Le conseil de M. B______ a souhaité que le tribunal protocole que Mme A______ avait dit dans un premier temps être d'accord que son époux voie ses enfants lors d'un dîner mais en dehors de la maison pour ensuite changer d'avis et s'opposer à tout contact. Son client déposait une lettre écrite par son fils C______ : il avait par ailleurs sollicité l'audition de ce dernier par le TPI avant le prononcé d'une décision. Il a indiqué que Mme A______ avait partagé sur le groupe Whatsapp des voisins la décision d'éloignement. Dans la procédure en séparation son client avait sollicité une garde alternée et l'attribution du domicile conjugal.
Mme A______ a confirmé qu’elle s’opposait totalement à ce que ses enfants aient un contact avec leur père durant la mesure d'éloignement. Elle a confirmé que son mari l'avait poussée dans les escaliers ce qui avait provoqué sa blessure au tibia et à la paume de la main, et l’avait griffée au poignet gauche. Elle a confirmé avoir appelé précédemment cinq fois la police, l’appelant avant que la violence ne s'installe et cet appel calmait les choses. Il y avait de la violence dans leur couple depuis très longtemps mais elle n'avait pas réagi. Son mari n'exerçait pas de violence physique envers leurs enfants mais de la violence psychologique. Il avait des problèmes avec l'alcool mais se trouvait dans le déni. Elle ne voyait pas du tout son retour à la maison, elle avait peur tant pour elle que pour ses enfants. Son mari était foncièrement violent et agressif. Toutefois, depuis le dépôt de la requête en en séparation, il ne buvait plus en cachette et n'avait plus détruit d'objet dans la maison. Elle a confirmé que son époux n’avait pas tenté de la contacter.
Sur question de son conseil, elle a confirmé être partie deux jours en voyage vu les tensions à la maison et afin de laisser son mari avec les enfants puisque c'était sa semaine de garde.
Les deux semaines précédentes, alors qu’elle avait la garde de ses enfants, elle était allée habiter chez des amies car les tensions étaient trop fortes à la maison. Lors de l'événement du 18 août au matin, c'était son mari qui avait réveillé leur fils aîné et non pas le bruit de la dispute. Il avait tenu à ce que son fils reste jusqu'à l'arrivée de la police. Leur fils C______ était dans un conflit de loyauté. Elle a indiqué que son mari était propriétaire d'un appartement vide au E______ dans lequel ses parents logeaient quand ils venaient en Suisse.
Le conseil de Mme A______ a déposé un chargé de pièces.

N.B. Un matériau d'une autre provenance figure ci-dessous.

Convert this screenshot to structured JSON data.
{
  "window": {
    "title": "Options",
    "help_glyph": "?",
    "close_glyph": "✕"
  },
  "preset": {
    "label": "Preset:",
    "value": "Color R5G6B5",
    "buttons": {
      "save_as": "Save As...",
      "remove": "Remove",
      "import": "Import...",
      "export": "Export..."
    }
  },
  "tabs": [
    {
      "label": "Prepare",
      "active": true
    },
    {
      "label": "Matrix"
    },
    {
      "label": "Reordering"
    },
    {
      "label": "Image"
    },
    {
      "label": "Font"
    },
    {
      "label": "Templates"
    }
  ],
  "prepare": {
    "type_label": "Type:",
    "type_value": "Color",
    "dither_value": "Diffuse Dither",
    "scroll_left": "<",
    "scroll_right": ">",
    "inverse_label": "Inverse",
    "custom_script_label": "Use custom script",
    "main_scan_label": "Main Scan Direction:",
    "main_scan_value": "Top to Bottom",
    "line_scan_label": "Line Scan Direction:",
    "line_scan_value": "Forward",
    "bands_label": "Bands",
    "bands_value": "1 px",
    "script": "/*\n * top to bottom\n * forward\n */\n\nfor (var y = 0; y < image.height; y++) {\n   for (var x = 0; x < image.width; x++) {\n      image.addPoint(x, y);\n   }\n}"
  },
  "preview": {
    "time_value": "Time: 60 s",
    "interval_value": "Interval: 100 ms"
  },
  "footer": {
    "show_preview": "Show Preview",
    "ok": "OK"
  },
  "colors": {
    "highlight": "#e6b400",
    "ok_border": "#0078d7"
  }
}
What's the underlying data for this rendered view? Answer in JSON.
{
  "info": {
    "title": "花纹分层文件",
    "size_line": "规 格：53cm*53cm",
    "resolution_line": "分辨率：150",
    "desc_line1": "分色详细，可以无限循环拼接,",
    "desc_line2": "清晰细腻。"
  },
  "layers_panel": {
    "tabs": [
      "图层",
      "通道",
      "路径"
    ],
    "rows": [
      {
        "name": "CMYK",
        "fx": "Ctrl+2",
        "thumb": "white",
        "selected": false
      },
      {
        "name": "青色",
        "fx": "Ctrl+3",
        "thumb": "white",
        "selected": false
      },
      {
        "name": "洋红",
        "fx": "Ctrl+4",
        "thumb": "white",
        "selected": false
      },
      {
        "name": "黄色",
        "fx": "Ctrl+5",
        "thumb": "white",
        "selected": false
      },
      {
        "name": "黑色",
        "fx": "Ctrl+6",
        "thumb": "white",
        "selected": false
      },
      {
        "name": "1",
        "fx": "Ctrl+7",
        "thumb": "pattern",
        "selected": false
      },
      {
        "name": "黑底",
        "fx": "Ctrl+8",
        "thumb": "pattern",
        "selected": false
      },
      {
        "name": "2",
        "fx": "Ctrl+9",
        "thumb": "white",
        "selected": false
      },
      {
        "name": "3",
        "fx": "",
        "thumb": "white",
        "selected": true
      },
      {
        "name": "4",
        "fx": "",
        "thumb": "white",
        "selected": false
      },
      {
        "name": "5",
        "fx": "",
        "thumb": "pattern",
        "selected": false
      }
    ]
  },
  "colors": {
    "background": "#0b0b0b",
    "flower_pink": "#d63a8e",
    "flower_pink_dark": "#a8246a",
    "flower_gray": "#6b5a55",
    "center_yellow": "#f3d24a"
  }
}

Il avait également déposé pour sa cliente une requête en mesures protectrices de l'union conjugale le 12 décembre 2023 et ils attendent la convocation pour les plaidoiries finales. Le chargé de pièces produit par Mme A______ contient notamment le rapport du SPEASP établi dans le cadre de la procédure de séparation, lequel retient notamment qu’il est conforme à l’intérêt des enfants d’attribuer leur garde de fait à leur mère et un droit de visite à leur père.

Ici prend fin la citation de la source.